Slagle, Eleanor Clarke (1871–1942)
Slagle, Eleanor Clarke (1871–1942)
American leader in occupational therapy. Born Ella May Clarke on October 13, 1871, in Hobart, New York; died of a coronary thrombosis on September 18, 1942, in Philipse Manor, New York; daughter of John Clarke (a sheriff) and Emmaline J. (Davenport) Clarke; attended Claverack College in Columbia County, New York; married Robert E. Slagle (divorced); no children.
Born Ella May Clarke in 1871, the daughter of a former Civil War officer, Eleanor Slagle grew up in New York State. She attended Claverack College for a short time before moving to Chicago and marrying Robert E. Slagle, whom she later divorced. It was not until she was in her late 30s that Eleanor Slagle became involved in social welfare, caring for the mentally ill at Jane Addams ' Hull House in Chicago. In 1908, Slagle was among the first to take a course in "Invalid Occupation" at what would later become the school of social work at the University of Chicago.

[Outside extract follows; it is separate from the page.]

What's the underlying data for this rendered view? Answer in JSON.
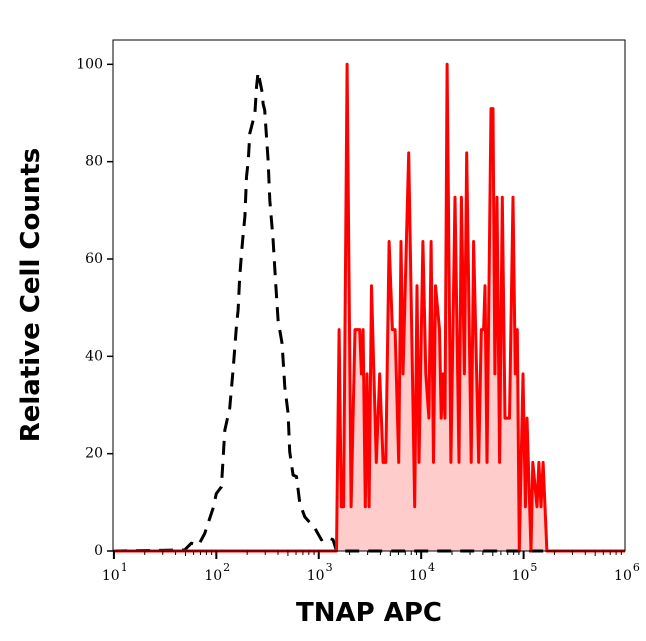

Her interest in occupational therapy was greatly influenced by psychiatrist Adolf Meyer, who became the first director of the Henry Phipps Psychiatric Clinic at the John Hopkins Hospital in Baltimore. In 1913, Meyer asked Slagle to organize the clinic's occupational therapy program. Her career took off quickly. By 1915, she was the director of Chicago's Henry B. Favill School of Occupations, which specialized in the training of occupational therapy aides.
In 1918, Slagle became the Illinois Department of Public Welfare's superintendent of occupational therapy. While serving in this position, she organized a therapy program for Illinois mental hospitals. She proved so successful in this task that she became director of occupational therapy for the New York State Hospital Commission four years later, and spent the rest of her career with the commission. Under Slagle's leadership, occupational therapy for the mentally ill at the state hospital level expanded greatly. She was responsible for increasing the number of therapy classes for patients, hiring higher qualified therapists, and originating ward classes and occupational centers. In ten years, her effective leadership had introduced nearly 70,000 patients in New York's state mental hospital system to occupational therapy programs. Slagle's accomplishments became the model for institutions throughout the United States, and her guidance was frequently sought in the development of similar programs across the nation.
Eleanor Slagle was active in improving the professional practice through the organization she helped found in 1917, the National Society for the Promotion of Occupational Therapy. Later renamed the American Occupational Therapy Association, it advocated minimum training standards and registration for occupational therapists. Slagle also envisioned the association as an informational contact for institutions desiring to set up occupational therapy programs. Besides holding prominent positions in professional occupational therapy associations, she also encouraged influential civic groups to help meet the rehabilitative needs of the mentally ill through therapy.
Having served as secretary, vice president, president, and finally executive secretary, Slagle retired from her post at the American Occupational Therapy Association in 1937. During her retirement dinner, Eleanor Roosevelt paid tribute to the renowned occupational therapist, and Slagle's old mentor, Dr. Adolph Meyer, referred to her as "the personification of occupational therapy." She died on September 18, 1942, in Philipse Manor, New York, having suffered from arteriosclerosis for the last ten years of her life.
sources:
James, Edward T., ed. Notable American Women, 1607–1950. Cambridge, MA: The Belknap Press of Harvard University, 1971.